Vivo joins its sister brands and registers EV brands in India


The Indian market for electric vehicles is in its infancy. With a handful of startups and brands operating in this space, aspiring users across the country are expecting two big changes – the first being new brands offering better features at affordable prices and the second being the need for a massive increase. charging stations.

Chinese phone makers seem to be wowed by the company, just as they did when Indian mobile phone users started looking for better features at affordable prices. Perhaps this is why Oppo, OnePlus and Realme have made their presence felt in this segment, through trademark applications in India.

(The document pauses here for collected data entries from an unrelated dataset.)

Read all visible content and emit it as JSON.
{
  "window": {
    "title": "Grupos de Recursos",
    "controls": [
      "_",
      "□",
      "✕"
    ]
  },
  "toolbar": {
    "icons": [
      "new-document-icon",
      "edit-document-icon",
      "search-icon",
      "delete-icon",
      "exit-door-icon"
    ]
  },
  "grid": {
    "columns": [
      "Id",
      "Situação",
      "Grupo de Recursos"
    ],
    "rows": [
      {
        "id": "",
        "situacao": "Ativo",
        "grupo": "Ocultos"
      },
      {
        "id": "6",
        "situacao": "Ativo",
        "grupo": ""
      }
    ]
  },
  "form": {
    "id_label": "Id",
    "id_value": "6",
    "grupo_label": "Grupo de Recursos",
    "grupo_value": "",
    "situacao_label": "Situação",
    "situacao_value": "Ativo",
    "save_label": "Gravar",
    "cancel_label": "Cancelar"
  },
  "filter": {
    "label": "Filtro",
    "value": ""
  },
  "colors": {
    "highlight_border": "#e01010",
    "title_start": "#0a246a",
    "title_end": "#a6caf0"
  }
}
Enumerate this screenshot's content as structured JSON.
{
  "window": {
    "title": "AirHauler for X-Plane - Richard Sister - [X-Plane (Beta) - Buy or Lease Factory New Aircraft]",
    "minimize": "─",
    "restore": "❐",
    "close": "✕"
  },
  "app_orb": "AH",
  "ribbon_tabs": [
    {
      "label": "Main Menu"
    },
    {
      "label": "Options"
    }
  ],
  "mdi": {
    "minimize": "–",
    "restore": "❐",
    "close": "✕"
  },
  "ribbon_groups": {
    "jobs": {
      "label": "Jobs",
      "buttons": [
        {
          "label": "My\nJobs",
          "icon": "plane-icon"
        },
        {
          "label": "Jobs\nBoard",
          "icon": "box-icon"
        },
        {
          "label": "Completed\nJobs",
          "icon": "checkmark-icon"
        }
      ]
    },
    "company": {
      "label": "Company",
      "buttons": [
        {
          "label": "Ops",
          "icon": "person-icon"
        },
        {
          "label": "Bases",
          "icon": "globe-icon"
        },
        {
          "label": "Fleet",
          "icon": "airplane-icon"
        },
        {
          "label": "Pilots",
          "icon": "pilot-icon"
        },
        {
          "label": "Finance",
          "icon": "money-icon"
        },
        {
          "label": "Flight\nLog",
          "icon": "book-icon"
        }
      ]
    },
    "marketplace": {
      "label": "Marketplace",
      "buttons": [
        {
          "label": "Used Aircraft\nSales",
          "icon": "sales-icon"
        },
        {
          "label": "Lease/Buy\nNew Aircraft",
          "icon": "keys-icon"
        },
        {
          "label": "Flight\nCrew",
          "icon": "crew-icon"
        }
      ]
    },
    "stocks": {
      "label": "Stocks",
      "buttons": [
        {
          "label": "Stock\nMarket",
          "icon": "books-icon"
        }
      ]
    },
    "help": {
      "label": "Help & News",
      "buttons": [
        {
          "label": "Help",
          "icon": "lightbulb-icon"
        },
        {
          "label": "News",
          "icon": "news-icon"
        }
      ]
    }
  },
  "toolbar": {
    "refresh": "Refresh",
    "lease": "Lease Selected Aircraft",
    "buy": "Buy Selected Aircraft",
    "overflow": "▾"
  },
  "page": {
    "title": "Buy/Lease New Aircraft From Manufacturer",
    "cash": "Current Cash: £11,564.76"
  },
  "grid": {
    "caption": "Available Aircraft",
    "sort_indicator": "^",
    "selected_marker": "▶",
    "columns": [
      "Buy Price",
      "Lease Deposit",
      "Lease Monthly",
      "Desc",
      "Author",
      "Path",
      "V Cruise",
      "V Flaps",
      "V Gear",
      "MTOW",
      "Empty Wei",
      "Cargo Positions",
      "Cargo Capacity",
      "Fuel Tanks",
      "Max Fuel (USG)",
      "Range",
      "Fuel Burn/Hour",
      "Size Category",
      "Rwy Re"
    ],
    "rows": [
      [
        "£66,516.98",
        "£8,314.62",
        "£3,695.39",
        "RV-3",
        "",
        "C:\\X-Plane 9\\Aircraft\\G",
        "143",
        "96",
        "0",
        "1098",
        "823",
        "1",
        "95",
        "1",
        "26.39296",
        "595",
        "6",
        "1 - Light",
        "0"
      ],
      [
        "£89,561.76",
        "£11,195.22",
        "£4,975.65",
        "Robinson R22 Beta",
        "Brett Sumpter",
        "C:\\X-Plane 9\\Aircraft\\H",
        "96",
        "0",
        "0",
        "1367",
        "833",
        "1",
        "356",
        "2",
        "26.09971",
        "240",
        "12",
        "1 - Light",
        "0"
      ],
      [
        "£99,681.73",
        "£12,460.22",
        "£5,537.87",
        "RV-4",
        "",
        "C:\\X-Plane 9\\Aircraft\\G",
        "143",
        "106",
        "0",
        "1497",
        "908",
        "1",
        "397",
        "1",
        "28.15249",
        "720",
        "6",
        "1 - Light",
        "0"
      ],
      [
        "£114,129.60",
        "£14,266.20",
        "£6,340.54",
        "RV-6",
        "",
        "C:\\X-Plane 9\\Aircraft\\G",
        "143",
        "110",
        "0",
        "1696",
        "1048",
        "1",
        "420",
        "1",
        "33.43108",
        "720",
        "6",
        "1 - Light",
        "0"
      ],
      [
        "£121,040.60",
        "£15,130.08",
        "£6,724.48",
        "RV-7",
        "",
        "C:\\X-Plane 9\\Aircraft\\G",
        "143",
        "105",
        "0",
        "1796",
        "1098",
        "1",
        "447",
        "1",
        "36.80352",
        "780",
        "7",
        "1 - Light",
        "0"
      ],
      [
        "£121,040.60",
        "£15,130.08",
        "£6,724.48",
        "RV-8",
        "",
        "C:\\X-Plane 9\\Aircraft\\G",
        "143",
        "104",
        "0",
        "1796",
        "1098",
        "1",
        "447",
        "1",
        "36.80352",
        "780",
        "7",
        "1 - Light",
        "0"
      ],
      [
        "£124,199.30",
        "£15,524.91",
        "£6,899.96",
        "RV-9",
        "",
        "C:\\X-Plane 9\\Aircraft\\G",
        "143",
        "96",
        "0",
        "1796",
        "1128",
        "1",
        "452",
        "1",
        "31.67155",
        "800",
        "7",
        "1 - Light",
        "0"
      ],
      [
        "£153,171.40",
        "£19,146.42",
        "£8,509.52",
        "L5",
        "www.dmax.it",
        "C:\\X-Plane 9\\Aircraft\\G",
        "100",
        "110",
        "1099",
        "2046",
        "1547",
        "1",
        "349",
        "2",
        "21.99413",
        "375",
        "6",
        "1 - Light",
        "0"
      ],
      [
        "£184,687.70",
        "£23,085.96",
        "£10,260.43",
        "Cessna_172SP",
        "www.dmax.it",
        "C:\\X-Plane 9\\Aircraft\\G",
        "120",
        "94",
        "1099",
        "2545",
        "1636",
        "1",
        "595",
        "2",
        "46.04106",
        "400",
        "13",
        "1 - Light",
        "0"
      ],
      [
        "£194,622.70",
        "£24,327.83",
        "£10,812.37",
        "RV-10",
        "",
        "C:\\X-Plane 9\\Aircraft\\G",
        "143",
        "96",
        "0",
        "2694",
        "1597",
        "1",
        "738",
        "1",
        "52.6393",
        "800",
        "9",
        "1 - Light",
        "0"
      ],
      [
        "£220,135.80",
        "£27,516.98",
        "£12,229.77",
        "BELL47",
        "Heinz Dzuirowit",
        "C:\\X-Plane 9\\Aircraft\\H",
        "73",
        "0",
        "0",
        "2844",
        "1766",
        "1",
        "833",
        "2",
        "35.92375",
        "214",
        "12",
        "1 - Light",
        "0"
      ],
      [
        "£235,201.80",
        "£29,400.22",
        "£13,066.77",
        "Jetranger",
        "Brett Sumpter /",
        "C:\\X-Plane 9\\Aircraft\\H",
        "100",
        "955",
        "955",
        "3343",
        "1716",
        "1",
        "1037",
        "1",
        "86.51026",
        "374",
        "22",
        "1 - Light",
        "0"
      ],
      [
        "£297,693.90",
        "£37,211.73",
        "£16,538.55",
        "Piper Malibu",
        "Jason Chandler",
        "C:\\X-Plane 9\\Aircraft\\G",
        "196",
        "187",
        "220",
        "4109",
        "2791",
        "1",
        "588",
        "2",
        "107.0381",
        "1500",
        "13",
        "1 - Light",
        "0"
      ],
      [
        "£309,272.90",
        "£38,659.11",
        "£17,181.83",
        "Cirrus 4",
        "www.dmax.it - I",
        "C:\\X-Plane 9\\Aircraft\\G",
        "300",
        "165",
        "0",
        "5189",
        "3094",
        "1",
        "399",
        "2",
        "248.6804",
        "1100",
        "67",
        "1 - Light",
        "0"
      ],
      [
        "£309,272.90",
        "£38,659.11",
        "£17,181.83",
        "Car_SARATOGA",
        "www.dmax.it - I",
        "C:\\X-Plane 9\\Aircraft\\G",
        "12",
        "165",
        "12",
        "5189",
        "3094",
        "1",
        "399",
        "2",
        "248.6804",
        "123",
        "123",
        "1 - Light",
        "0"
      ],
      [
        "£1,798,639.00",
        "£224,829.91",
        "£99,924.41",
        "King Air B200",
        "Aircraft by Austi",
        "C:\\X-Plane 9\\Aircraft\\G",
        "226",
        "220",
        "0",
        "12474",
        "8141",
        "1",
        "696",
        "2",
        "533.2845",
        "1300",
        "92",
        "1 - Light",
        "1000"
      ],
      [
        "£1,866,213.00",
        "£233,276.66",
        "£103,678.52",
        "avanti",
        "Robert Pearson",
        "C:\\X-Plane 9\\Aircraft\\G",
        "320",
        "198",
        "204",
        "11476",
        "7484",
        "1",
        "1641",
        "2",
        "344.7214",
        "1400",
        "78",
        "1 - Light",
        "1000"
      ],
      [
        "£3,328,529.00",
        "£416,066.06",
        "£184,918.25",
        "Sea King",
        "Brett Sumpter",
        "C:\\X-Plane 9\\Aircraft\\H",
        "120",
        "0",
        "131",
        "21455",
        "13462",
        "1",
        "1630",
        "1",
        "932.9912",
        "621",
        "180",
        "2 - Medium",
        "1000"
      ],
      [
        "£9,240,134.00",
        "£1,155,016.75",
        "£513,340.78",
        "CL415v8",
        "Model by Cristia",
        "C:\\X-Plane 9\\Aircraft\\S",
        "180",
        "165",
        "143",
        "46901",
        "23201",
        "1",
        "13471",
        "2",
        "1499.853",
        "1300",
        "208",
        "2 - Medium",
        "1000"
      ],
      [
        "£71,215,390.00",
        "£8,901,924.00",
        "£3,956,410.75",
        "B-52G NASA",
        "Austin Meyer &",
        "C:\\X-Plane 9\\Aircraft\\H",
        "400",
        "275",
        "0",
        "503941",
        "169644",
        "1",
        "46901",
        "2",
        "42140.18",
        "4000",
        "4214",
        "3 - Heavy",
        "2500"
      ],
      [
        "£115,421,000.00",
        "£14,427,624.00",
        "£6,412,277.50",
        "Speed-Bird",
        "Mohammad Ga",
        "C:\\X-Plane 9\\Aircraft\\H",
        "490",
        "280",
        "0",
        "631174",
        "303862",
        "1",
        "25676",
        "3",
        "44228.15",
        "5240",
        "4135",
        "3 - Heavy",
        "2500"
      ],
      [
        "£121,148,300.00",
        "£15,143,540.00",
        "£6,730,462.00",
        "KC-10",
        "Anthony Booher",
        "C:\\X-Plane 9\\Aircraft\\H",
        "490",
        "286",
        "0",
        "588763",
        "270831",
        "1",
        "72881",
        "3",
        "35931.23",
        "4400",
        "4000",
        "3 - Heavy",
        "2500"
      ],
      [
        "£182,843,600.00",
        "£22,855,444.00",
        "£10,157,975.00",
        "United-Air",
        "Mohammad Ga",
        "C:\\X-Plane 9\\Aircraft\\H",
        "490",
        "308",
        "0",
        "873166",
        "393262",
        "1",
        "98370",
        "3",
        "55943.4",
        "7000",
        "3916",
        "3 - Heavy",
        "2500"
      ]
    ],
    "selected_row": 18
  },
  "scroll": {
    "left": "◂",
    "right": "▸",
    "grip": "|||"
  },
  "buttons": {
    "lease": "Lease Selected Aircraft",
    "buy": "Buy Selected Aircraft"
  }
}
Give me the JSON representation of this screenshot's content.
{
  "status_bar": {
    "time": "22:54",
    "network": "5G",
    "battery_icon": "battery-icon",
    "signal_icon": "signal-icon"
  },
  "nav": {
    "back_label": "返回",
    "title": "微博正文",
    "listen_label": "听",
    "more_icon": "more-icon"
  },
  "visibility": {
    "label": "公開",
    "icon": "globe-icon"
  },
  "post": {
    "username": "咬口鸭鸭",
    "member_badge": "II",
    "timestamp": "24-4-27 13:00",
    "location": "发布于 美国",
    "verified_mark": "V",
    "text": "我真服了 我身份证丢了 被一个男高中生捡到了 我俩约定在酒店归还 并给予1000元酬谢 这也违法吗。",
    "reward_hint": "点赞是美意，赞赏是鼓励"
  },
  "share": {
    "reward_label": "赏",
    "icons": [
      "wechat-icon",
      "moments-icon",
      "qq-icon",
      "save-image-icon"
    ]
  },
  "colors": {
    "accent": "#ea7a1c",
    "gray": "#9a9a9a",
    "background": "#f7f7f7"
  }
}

All of these big brands, all otherwise owned by BBK technologies, want a leading edge so they can become market leaders in the future, just as they have in the smartphone industry.

To the list is added another brand of smartphones from BBK – Vivo – which has would have registered trademarks in the electric vehicle segment.

Brand Vivo EV

(Image credit: Rushlane)

According to a report by Rushlane, the Chinese smartphone maker has applied for a trademark under Class 12, which includes a wide range of electric vehicles, cars, motorcycles, driverless cars (self-driving cars), bicycles, mopeds, balancing vehicles. Automatique. , electric unicycle, unicycle, self-balancing unicycles, remote controlled vehicles, water vehicles, aerial vehicles, aerial drone and photographic drone.

The status of this request is currently “Opposed” and is not yet approved. And since we’re in its early stages, we have absolutely no information on what exactly Vivo is planning to launch in India.

However, we believe that these brands could start with electric scooters and since they are closely related, the sharing of technical know-how might not be an obstacle.

Electric two-wheelers could be the safest bet for Chinese entrants

While India still has a massive appetite for smartphones, the size of the market is limited and the number of competitors ensures that growth is too. On the other hand, the electric vehicle market in the country has yet to accelerate.

Early market indicators also show that the demand for electric two-wheelers is much higher than that for battery-powered cars, as the ratio is already skewed in favor of the former. And with ever-increasing fuel prices, it’s the users keen to switch to a solution that can ease some of the burden out of their pockets.

Therefore, it is safe to assume that these Chinese smartphone makers might want to focus on this category and gradually open up to the four-wheeled vehicle segment by keeping smartphones at the heart of the ecosystem that now includes – entertainment at home. home, IT, IoT, home appliances and more.

At present, there are a handful of electric vehicle brands operating across India including Ather, Ola, Simple, TVS, Ampere, Okinawa, etc. while the conventional brands Honda, Suzuki, Bajaj, etc. are still busy prioritizing ICE vehicles. Thus, leaving a huge opening for Chinese players who are not afraid to be price-aggressive from the start to gain market share but slowly force the competition to play on their terms.